What is this feeling, when two people try so desperately to hide their feelings from each other? Why do we keep finding things to make ourselves stop liking each other, then realizing this secret pact we have, this friendship, and how well we get along, and that we can't find that with anyone else we try to date?
I can't help but feel that we understand each other so much. And now i've really done it. I don't deserve his love anyways, and that's what makes me appreciate the fact that I don't have it. But it's the loss of his friendship that kills me.
Every relationship i've had has ended badly, where we've said bad stuff to hurt each other and somewhat used it as an excuse to mutually agree through anger that we want to forget each other's existence.
I don't want that with Preston. I want to make a change in history. I want him to see that I'm probably destined to be single for a while.
Why can't I just accept people for who they are. Why am I always so judgemental? I really hate how I can so easily sense people's insecurities and it offends me. Thoughts are so powerful.
I don't know the answer to anything, I don't have time to think, alls I know is I can't get over this feeling of overwhelming sadness. It's like he died, but he's very much alive, just not speaking with me, I don't blame him. But Oh I'd be so devastated if anything ever happend to him.
why can't we be friends? Rachel said it takes time to be friends with ex's. But i don't have time. I don't want to wait months later when we come across each other in separate relationships being civilized and pretending we've forgotten all about that magic night of the full moon and those kisses we shared on the dock. I've never felt that with anyone.
Is it possible for continuous reconciliation and forgiveness?

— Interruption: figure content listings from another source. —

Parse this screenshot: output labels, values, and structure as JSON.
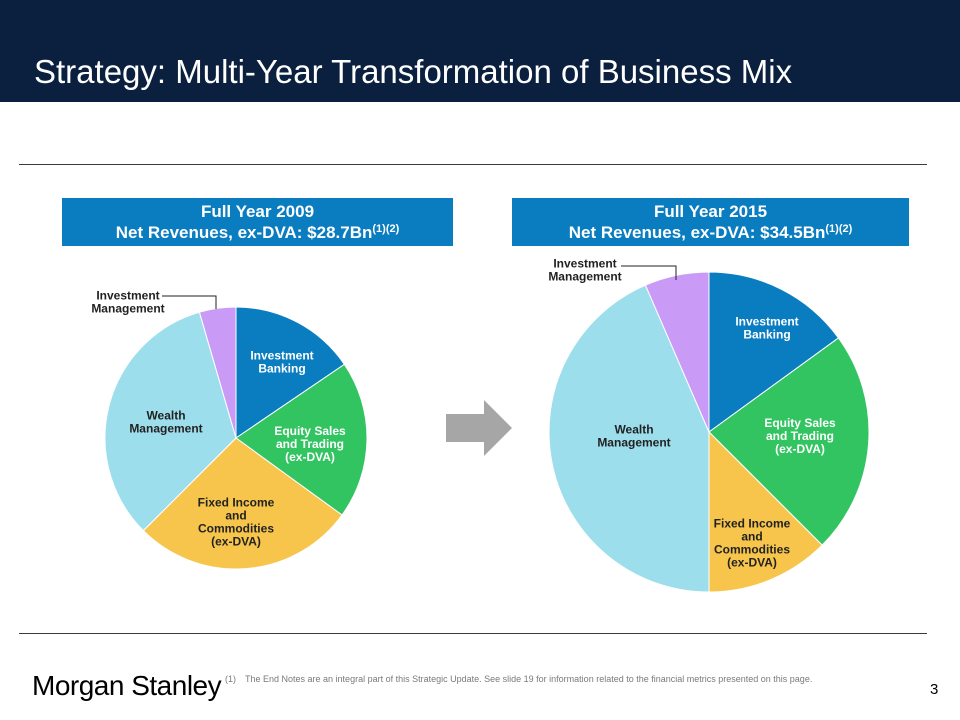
{
  "page": {
    "title": "Strategy: Multi-Year Transformation of Business Mix",
    "logo_text": "Morgan Stanley",
    "footnote_number": "(1)",
    "footnote_text": "The End Notes are an integral part of this Strategic Update. See slide 19 for information related to the financial metrics presented on this page.",
    "page_number": "3"
  },
  "colors": {
    "header_band": "#0b1f3f",
    "chart_header": "#0a7dc1",
    "arrow": "#a6a6a6"
  },
  "chart_data": [
    {
      "type": "pie",
      "title_line1": "Full Year 2009",
      "title_line2": "Net Revenues, ex-DVA:  $28.7Bn",
      "title_sup": "(1)(2)",
      "start": "12 o'clock, clockwise",
      "slices": [
        {
          "name": "Investment Banking",
          "value": 15.5,
          "color": "#0a7dc1",
          "label_color": "#ffffff",
          "lines": [
            "Investment",
            "Banking"
          ]
        },
        {
          "name": "Equity Sales and Trading (ex-DVA)",
          "value": 19.5,
          "color": "#33c462",
          "label_color": "#ffffff",
          "lines": [
            "Equity Sales",
            "and Trading",
            "(ex-DVA)"
          ]
        },
        {
          "name": "Fixed Income and Commodities (ex-DVA)",
          "value": 27.5,
          "color": "#f7c54b",
          "label_color": "#222222",
          "lines": [
            "Fixed Income",
            "and",
            "Commodities",
            "(ex-DVA)"
          ]
        },
        {
          "name": "Wealth Management",
          "value": 33.0,
          "color": "#9ddeed",
          "label_color": "#222222",
          "lines": [
            "Wealth",
            "Management"
          ]
        },
        {
          "name": "Investment Management",
          "value": 4.5,
          "color": "#c99bf7",
          "label_color": "#222222",
          "lines": [
            "Investment",
            "Management"
          ],
          "callout": true
        }
      ]
    },
    {
      "type": "pie",
      "title_line1": "Full Year 2015",
      "title_line2": "Net Revenues, ex-DVA: $34.5Bn",
      "title_sup": "(1)(2)",
      "start": "12 o'clock, clockwise",
      "slices": [
        {
          "name": "Investment Banking",
          "value": 15.0,
          "color": "#0a7dc1",
          "label_color": "#ffffff",
          "lines": [
            "Investment",
            "Banking"
          ]
        },
        {
          "name": "Equity Sales and Trading (ex-DVA)",
          "value": 22.5,
          "color": "#33c462",
          "label_color": "#ffffff",
          "lines": [
            "Equity Sales",
            "and Trading",
            "(ex-DVA)"
          ]
        },
        {
          "name": "Fixed Income and Commodities (ex-DVA)",
          "value": 12.5,
          "color": "#f7c54b",
          "label_color": "#222222",
          "lines": [
            "Fixed Income",
            "and",
            "Commodities",
            "(ex-DVA)"
          ]
        },
        {
          "name": "Wealth Management",
          "value": 43.5,
          "color": "#9ddeed",
          "label_color": "#222222",
          "lines": [
            "Wealth",
            "Management"
          ]
        },
        {
          "name": "Investment Management",
          "value": 6.5,
          "color": "#c99bf7",
          "label_color": "#222222",
          "lines": [
            "Investment",
            "Management"
          ],
          "callout": true
        }
      ]
    }
  ]
}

Or is the bond forever damaged, making truth so hard to gain once you hurt someone? And in gaining back a person's trust how much do you have to suffer in order for someone to forgive you?
I'll apologize a million times, I'll do anything, I just want my friend back, that's all. It just can't be this way. I have to fix this. But if I call him too much i'll seem like a stalker. But I want to talk to him! What's so wrong with that? Why do I have to pretend that I don't want to?